Advanced metal

The structure of metal

Metals:

• are good conductors of electricity
• are good conductors of heat
• have lustre (shine)
• are malleable (able to be beaten into a shape)
• are ductile (able to be drawn into a wire)
• are solid at room temperature, with high melting points
• have a high density

To understand why these properties are specific to metal, it is important to understand something about the structure of metal. This chapter will connect some previous knowledge, with the attributes of metal.

Atoms in metal form a regular, three-dimensional lattice pattern where the layers of atoms can glide over each other and easily move into other positions. See image 1.

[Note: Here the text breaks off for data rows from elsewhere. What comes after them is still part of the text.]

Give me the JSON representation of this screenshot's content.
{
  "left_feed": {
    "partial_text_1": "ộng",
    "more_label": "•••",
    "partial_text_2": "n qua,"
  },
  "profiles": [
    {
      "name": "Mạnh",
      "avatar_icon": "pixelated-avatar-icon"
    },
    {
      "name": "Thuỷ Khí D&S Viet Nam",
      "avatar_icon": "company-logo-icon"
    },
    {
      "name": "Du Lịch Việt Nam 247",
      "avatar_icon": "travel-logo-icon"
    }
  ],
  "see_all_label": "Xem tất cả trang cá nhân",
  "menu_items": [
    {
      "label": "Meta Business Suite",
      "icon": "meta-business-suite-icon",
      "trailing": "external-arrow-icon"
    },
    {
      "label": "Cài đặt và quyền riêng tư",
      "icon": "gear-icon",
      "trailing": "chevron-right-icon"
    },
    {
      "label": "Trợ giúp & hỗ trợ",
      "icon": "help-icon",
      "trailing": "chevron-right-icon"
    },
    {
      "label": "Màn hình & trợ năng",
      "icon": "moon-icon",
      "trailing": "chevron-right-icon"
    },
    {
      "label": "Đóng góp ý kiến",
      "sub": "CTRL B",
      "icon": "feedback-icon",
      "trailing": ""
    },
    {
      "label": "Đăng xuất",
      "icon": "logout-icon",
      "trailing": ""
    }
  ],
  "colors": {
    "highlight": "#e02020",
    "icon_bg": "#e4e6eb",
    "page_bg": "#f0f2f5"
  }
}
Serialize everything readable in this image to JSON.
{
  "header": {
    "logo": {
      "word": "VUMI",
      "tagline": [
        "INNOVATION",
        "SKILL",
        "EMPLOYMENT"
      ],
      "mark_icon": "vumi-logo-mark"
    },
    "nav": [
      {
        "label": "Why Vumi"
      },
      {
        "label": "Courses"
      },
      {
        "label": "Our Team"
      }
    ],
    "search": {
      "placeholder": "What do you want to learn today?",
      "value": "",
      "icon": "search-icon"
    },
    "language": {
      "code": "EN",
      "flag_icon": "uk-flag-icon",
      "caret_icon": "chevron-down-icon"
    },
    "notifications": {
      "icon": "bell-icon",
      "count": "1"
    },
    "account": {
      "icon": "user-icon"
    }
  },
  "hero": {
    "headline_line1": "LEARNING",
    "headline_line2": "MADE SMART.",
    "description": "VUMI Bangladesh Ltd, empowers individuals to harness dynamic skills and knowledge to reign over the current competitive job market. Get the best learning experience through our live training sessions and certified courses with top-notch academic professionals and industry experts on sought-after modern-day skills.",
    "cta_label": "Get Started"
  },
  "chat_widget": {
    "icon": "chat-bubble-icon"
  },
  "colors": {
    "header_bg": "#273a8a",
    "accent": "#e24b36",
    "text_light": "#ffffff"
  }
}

From a study of the sub-atomic structure of metal, it is already known that metals tend to give away their valence electron/s, allowing the electrons to move freely in the gaps between atoms. These delocalised electrons belong to the metal lattice rather than to any specific atom. (Electrons that stay with their atoms are localised and usually sit on the inner electrons shells of an atom). These delocalised electrons are free to move around the lattice, which means metal readily transfers energy and therefore readily conducts heat and electricity.

Arranged in the lattice formation, the delocalised electrons hold the cations in place because of a negative to positive charge called electrostatic force. Metallic bonding is the electrostatic force between atoms in a metal lattice. This attraction, and the flexibility of the relationship between metal particles, explains the malleability and ductility of metal compared to non-metallic elements.

Another thing we can deduce from metal's properties is that the forces between its particles are strong, implied by its high melting point, and that metal particles come tightly packed together, indicated by its high density. It can also be assumed that metal reflects, rather than absorbs, light due to its lustre.